Nach einem sonnigen, fast schon tropischen Wochenende komme ich braun gebrannt vom Strand zurück. Als ich gestern abend in meinem Bett lag, spürte ich noch immer die Wellenbewegungen des Meeres in mir … es war absolut fantastisch. Nachdem ja eigentlich eine Freizeit geplant war und nachdem ja eigentlich fast zwei Dutzend Leute zu diesem alternativen Wochenende mitfahren wollten, war es am Ende mit Maries Eltern wie immer sehr entspannt. Wir hatten zwei große Luftmatratzen für das Wasser dabei und bei schräg auflandigem Wind und Wellen, die auch fünfzig Meter vor dem Strand bereits teilweise Schaumkronen trugen, klopfte mein Meerjungfrauenherz natürlich deutlich schneller. Außerdem sind Marie und ich ein paar Mal mit einem Kajak gefahren, das man sich dort für vier Euro pro Stunde mieten konnte. Wir waren an unserem Strandabschnitt vielleicht fünfzig bis einhundert Leute, mussten vom Parkplatz keine hundert Meter zum Wasser rollen und hatten für meinen Geschmack perfekte Bedingungen.

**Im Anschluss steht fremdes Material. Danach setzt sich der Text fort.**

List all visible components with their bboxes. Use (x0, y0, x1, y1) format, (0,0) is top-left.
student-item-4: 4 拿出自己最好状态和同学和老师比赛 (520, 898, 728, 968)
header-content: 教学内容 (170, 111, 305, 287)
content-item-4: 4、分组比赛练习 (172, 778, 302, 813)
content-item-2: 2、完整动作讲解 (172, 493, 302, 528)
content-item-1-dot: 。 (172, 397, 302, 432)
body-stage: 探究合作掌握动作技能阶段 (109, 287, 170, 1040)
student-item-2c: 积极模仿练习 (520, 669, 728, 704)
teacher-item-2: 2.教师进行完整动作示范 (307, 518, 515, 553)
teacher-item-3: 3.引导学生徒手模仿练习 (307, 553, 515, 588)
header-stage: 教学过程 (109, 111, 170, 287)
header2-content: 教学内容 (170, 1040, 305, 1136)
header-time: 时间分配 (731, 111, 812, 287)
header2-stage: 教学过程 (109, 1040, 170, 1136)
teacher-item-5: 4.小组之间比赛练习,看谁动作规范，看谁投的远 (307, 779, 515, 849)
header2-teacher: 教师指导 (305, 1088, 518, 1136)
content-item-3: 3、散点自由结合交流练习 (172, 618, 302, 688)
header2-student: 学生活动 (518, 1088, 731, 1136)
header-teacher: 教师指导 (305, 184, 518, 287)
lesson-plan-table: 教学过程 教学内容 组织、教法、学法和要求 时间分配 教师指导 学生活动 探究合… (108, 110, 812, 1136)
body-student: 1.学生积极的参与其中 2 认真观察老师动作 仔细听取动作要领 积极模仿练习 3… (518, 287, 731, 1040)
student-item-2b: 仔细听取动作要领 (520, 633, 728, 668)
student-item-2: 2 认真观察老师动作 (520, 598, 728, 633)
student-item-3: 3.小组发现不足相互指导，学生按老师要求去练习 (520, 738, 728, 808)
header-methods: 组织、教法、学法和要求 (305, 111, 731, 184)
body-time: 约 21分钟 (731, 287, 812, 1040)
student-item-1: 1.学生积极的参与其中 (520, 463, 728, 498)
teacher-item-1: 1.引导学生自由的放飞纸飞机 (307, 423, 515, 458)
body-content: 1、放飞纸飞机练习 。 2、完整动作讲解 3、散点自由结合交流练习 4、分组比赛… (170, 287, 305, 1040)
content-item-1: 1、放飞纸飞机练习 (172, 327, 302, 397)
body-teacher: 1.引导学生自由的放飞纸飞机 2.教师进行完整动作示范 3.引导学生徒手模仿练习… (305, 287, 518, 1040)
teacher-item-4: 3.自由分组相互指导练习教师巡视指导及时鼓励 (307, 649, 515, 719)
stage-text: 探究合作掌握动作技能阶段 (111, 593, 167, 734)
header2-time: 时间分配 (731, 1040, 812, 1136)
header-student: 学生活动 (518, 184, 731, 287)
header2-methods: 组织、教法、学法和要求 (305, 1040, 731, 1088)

Mit den Rollstühlen konnte man über einen befestigten Weg aus Holzbohlen fahren, das letzte Stück zum Wasser krabbelten wir durch den Sand, nachdem wir die Stühle am Ende des Holzweges abgestellt hatten. Selbstverständlich so, dass sie niemanden störten. Ein wenig traurig, dass es mit der Kinder- und Jugendfreizeit nicht geklappt hatte, war ich zwar, allerdings hatten wir plötzlich, am Nachmittag des ersten Tages, eine Jugendgruppe aus vierzehn- bis fünfzehnjährigen Leichtathletinnen und Leichtathleten um uns herum, die ebenfalls ein Sommerwochenende am Strand verbringen wollten. Sie schliefen in einem Mannschaftszelt auf einem nahe gelegenen Campingplatz und kamen plötzlich mit der Frage auf uns zu, ob wir beim Beachvolleyball mitmachen wollten. Zuerst verneinte wir das, dann meinte aber einer der Trainer: „Wir haben uns überlegt, wir könnten das doch alle im Sitzen machen. Ist mal was anderes, also quasi Sitzvolleyball.“
So haben Marie und ich bestimmt zwei Stunden lang mit den Jugendlichen eine Art Beach-Sitzvolleyball gespielt, was sehr gut klappte und uns etliche Dutzend Zuschauer, die am Rand standen und begeistert mitfieberten, Punkte zählten und immer wieder klatschten, bescherte. Zwei ältere, braungebrannte Männer rannten jedes Mal dem Bal hinterher, wenn er aus dem Spielfeld ging und weiter wegflog, einige völlig fremde Leute und auch etliche Kinder und Jugendliche, die mit der Gruppe nichts zu tun hatten, ließen sich reihum immer mal wieder einwechseln. Natürlich ist Sitzvolleyball günstig für Menschen, denen untere Gliedmaße fehlen, aber man kann es natürlich auch als nicht behinderter oder querschnittgelähmter Mensch spielen.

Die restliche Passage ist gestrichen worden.